Insofern könnte die globalisierungskritische Bewegung zu einem Medium werden, in dem die historische Erfahrung wenigstens der letzten 30 Jahre bewahrt, ausgetauscht und kritisch durchgearbeitet werden kann. Dies setzt allerdings voraus, dass radikale Linke diese Möglichkeit zu nutzen wissen und sich im Bewusstsein des prekären Unterschieds wie des intrinsischen Zusammenhangs zwischen einer Bewegung und ”ihrer” Linken ins Handgemenge der politischen Praxis begeben. Dabei darf das Potenzial des Organisierungsprozesses nicht mit der Realität bestimmter Organisationen verwechselt werden. Das attac-Netzwerk oder die Sozialen Foren sind nur vorläufiger Ausgangspunkt für eine Politisierung, die sich im Fall des Gelingens andere Formen schaffen und dann auch andere Forderungen artikulieren wird. Um hier keinen Zweifel zu lassen: letzten Endes wird jede linke Intervention in die globalisierungskritische Bewegung nur mit dem Ziel erfolgen können, den sozialen Prozess selbst über seine spontanen Formen hinaus zu treiben. Hier gilt es allerdings, sich einerseits rückhaltlos das Scheitern aller bisherigen Formen avantgardistischer Praxis einzugestehen und sich andererseits nicht in der antiautoritären Illusion zu verfangen, mit der Linke die Kaderfunktion, die sie im gelingenden Fall befristet ausüben, vor sich selbst und den anderen verdecken. Die Perfidie ins Regierungslager übergewechselter Ex-Antiautoritärer und der glücklicherweise skurril gewordene Avantgardismus überlebter leninistischer Sekten sind letzten Endes die beiden Backen des selben Arsches. Eine reorganisierte Linke wird die staatsreformistischen Illusionen der globalisierungskritischen Bewegung nur auflösen können, wenn sie sie nicht auf einen bloß theoretischen Irrtum (”verkürzte Kapitalismuskritik”, ”etatistisches Politikverständnis”) reduziert. Statt dessen gilt es, im Prozess der Organisierung selbst andere, gegenläufige, befreiende Erfahrungen möglich zu machen. Hier wird alles an einer Repolitisierung der sozialen Räume des Alltagslebens hängen – des Alltags der Linken wie derer, die ihren Widerspruch zum Bestehenden bis jetzt ‚nur’ in der Moralität ihrer Globalisierungskritik artikulieren. Etwas besseres als die Volksgemeinschaft finden wir immer.

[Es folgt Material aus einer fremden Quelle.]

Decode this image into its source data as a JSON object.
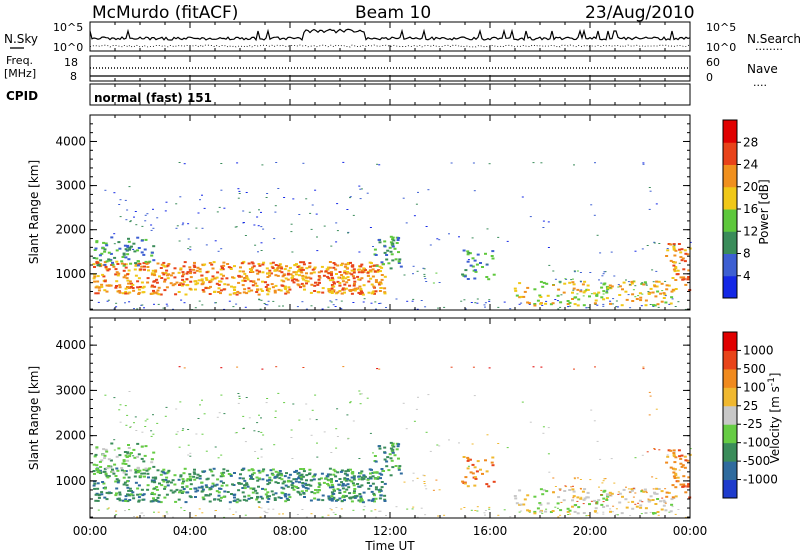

Das Papier dokumentiert keine abgeschlossene Position, sondern den Ausschnitt einer Debatte, die weder in der Redaktion noch außerhalb ihrer abgeschlossen ist. Beiträge und Stellungnahmen sind ausdrücklich erwünscht.

[1] Bundesrepublik Deutschland (BRD), heute Bezeichnung des gesamtdeutschen Staats; Deutsche Demokratische Republik (DDR)

[2] Bezeichnenderweise ist die westdeutsche Gewerkschaftsbewegung nicht in politisch konkurrierenden ”Richtungsgewerkschaften” organisiert, sondern in einer vorgeblich überparteilichen ”Einheitsorganisation”.

[3] Sozialdemokratische Partei Deutschlands (SPD)

[4] Kommunistische Partei Deutschlands (KPD)

[5] Im Begriff ‚Neue Soziale Bewegungen’ werden hier durchaus heterogene Bewegungen wie die Jugend-, die Frauen-, die Schwulen-/Lesben-, die Ökologie- und die Friedensbewegung zusammengefasst. Gerechtfertigt ist dies insofern, als mit ihrem Auftauchen die historische Zentralität der Arbeiterbewegung in den sozialen Kämpfen und ihre ideologische Legitimierung etwa in der traditionsmarxistischen Hierarchie von Grund- und Nebenwiderspruch unumkehrbar überwunden wurden.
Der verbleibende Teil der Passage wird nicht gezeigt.